Um navio, que funcionou como uma usina flutuante por mais de quarenta anos no Brasil, foi criado durante a Segunda Guerra Mundial com o objetivo de fornecer energia em zonas de guerra. Agora, sua história é apresentada em uma exposição virtual.

Origem e Construção

Na década de 1940, em meio aos conflitos da Segunda Guerra Mundial, os Estados Unidos convocaram o engenheiro Walker Cisler para liderar um projeto de usinas elétricas flutuantes, projetadas para cruzar os oceanos e fornecer energia em regiões de combate. As embarcações foram construídas pela Bethlehem Steel Company, na Pensilvânia.

O Seapower, que mais tarde se tornaria conhecido como Poraquê, foi lançado ao mar em 1943 no porto de Charleston. Equipado com caldeiras a óleo e turbinas a vapor, o navio tinha capacidade para gerar energia suficiente para abastecer uma cidade de médio porte.

Após atravessar o Atlântico, enfrentando ataques de submarinos alemães, o navio ancorou no rio Tâmisa, em Londres, até o término da guerra.

Vinda ao Brasil

Com o fim do conflito, a embarcação retornou aos Estados Unidos e, em 1950, foi trazida ao Brasil pela Brazilian Hydroelectric Company, do grupo Light. Ao chegar ao Rio de Janeiro, foi inicialmente batizada como Piraquê e operada pela Marinha do Brasil, com a missão de enfrentar a crise energética que afetava a então capital federal.

Na época, a utilização do navio gerou controvérsias, pois ele era empregado em áreas turísticas, como Copacabana e o Jóquei Club, enquanto muitas regiões da cidade enfrentavam apagões. Em 1954, a Piraquê foi transferida para Niterói, contribuindo para aliviar os problemas de energia do município.

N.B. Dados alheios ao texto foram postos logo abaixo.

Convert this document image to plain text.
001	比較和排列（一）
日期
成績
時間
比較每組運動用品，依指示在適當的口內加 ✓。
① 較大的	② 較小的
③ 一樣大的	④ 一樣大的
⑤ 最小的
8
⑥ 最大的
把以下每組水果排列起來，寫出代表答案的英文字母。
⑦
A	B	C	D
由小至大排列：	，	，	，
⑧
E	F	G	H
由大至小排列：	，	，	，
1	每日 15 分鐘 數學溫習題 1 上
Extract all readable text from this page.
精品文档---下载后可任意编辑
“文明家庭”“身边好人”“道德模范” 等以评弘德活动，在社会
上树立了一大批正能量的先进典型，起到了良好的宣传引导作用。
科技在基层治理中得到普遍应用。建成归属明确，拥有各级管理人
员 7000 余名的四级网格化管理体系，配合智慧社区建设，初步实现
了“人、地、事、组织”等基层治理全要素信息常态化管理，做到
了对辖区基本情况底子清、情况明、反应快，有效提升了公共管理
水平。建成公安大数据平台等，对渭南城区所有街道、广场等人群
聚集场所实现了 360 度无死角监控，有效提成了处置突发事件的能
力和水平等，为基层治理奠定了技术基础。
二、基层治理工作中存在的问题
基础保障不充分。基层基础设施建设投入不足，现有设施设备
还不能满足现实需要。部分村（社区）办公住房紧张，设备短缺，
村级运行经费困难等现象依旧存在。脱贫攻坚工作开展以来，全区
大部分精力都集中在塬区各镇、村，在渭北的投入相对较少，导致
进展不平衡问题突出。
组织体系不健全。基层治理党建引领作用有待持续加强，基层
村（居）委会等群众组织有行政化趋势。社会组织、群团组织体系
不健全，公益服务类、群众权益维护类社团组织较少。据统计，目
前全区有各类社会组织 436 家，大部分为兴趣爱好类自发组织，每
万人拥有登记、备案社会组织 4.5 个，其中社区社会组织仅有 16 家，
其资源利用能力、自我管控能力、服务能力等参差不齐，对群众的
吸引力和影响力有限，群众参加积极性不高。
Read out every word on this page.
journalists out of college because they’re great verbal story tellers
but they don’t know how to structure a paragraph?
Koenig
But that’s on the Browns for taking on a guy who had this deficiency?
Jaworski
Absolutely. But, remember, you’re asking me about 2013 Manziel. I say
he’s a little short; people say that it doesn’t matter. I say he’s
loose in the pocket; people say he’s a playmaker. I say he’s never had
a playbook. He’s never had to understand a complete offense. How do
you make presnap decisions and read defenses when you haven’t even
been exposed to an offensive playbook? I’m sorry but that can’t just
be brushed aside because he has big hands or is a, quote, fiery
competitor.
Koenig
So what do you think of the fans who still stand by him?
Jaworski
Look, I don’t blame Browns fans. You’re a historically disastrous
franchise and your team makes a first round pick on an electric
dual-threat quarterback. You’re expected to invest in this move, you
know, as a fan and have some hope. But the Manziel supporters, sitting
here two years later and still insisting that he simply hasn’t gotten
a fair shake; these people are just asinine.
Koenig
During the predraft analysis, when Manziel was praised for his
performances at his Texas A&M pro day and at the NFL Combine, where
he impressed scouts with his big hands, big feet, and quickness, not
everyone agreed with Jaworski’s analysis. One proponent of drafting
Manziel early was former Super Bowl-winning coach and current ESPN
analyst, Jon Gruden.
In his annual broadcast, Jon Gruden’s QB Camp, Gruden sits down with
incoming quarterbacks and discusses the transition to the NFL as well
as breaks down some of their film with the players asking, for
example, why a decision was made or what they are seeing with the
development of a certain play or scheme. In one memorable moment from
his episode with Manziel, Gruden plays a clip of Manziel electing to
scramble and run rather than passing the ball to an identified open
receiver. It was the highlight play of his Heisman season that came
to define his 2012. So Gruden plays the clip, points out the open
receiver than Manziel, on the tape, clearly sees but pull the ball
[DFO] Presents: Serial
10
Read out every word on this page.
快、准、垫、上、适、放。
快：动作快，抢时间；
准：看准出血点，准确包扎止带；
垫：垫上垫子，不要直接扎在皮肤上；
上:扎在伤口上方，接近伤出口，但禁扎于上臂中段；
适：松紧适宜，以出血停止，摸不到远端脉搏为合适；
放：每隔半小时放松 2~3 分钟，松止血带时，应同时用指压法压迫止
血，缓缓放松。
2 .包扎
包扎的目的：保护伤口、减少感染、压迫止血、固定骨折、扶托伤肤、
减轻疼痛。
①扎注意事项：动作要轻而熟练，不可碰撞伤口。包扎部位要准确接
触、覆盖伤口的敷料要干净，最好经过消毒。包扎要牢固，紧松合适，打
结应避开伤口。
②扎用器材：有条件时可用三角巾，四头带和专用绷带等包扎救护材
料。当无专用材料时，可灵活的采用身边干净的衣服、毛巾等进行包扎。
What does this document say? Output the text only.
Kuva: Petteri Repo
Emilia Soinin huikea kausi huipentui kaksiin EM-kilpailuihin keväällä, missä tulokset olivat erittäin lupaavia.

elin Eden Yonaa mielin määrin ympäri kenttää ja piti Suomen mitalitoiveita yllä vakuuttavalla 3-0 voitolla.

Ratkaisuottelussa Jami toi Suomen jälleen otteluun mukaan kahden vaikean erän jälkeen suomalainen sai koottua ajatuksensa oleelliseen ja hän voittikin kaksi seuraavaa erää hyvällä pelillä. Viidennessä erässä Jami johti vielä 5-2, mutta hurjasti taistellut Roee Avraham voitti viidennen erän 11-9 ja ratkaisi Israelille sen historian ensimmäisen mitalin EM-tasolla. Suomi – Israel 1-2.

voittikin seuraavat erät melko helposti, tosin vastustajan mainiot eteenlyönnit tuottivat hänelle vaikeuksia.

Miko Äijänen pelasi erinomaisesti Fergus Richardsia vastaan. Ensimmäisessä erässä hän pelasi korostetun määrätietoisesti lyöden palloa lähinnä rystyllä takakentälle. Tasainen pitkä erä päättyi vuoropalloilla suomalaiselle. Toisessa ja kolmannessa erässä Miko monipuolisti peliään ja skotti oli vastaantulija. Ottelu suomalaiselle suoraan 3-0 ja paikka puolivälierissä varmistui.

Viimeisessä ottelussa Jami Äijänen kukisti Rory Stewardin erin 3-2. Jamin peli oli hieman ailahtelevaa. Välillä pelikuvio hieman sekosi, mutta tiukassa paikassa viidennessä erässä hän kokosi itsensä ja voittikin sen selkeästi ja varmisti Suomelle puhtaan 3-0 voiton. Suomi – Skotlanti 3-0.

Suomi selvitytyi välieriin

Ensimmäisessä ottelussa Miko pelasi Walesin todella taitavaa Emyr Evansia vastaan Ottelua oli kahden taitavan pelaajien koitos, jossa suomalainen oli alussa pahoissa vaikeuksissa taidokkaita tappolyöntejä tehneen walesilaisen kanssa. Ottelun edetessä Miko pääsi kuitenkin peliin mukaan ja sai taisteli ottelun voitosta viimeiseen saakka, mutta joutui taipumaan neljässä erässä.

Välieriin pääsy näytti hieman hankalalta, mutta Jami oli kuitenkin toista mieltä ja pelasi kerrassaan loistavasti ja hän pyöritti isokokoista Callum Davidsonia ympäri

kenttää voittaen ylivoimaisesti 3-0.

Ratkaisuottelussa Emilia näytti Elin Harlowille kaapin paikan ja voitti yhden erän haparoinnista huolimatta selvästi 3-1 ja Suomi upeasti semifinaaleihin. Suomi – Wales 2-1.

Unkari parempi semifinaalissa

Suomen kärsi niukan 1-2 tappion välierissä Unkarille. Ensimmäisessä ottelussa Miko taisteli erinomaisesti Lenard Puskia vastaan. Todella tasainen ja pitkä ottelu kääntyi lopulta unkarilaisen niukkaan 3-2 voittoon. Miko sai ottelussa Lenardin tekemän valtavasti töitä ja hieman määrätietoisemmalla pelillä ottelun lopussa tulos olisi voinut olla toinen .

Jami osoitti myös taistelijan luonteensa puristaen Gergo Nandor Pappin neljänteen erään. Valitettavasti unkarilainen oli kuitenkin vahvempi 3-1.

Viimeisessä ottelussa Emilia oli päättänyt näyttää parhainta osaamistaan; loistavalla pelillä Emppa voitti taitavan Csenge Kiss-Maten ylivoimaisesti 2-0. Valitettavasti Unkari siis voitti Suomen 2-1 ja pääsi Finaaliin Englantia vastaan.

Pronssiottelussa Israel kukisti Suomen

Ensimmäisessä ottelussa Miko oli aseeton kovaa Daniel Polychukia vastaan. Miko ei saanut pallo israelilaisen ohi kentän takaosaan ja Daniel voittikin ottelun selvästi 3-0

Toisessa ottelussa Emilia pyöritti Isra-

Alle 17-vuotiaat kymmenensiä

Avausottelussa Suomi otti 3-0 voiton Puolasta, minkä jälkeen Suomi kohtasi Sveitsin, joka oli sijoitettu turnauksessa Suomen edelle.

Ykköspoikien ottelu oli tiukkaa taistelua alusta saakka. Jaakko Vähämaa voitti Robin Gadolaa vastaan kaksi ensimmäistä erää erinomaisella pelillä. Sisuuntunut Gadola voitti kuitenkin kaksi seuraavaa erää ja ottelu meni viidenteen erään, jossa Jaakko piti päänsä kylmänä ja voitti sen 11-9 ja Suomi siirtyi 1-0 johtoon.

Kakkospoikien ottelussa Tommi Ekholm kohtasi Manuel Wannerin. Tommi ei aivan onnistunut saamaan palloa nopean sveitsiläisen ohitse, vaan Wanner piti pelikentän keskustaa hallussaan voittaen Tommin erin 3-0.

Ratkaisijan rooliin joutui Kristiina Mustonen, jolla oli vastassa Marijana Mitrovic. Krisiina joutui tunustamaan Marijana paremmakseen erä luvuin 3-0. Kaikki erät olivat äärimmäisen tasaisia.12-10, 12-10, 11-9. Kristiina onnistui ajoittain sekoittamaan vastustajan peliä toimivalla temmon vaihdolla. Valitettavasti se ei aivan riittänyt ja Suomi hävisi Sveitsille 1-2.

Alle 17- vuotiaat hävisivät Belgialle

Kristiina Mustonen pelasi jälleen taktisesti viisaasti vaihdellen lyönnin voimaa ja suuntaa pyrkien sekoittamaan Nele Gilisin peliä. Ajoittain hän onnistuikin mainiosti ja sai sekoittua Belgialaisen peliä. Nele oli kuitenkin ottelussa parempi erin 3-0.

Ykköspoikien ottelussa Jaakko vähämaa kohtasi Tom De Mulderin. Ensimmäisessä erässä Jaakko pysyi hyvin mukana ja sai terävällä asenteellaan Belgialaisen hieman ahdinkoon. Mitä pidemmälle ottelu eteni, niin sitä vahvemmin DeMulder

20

Em 1968, a embarcação foi vendida à Companhia Estadual de Energia Elétrica do Rio Grande do Sul (CEEE) e rebocada até Porto Alegre, onde ajudou a fornecer eletricidade durante uma severa estiagem, permanecendo em operação até 1975.

Mudança para o Norte

A embarcação foi posteriormente adquirida pela Companhia de Eletricidade de Manaus (CEM), sendo rebatizada como Poraquê, em homenagem ao peixe-elétrico da Amazônia. A usina flutuante desempenhou um papel importante na criação da Zona Franca, ajudando a evitar apagões e iluminando o novo polo industrial da região.

Em 1978, a Poraquê foi transferida para a Eletronorte e rebocada até Belém, onde foi utilizada para reforçar o sistema elétrico local. Contudo, as condições climáticas adversas e a construção de grandes hidrelétricas na região, como Tucuruí, levaram à sua desativação na década de 1980, resultando em seu abandono no porto de Belém.

Em 1991, o navio foi doado à cidade de Cametá, no Pará, onde foi naufragado para funcionar como barreira contra a erosão do rio Tocantins, protegendo a orla e as antigas igrejas da cidade. Registros de sua história, como imagens e diários de bordo, são preservados pela Memória da Eletricidade.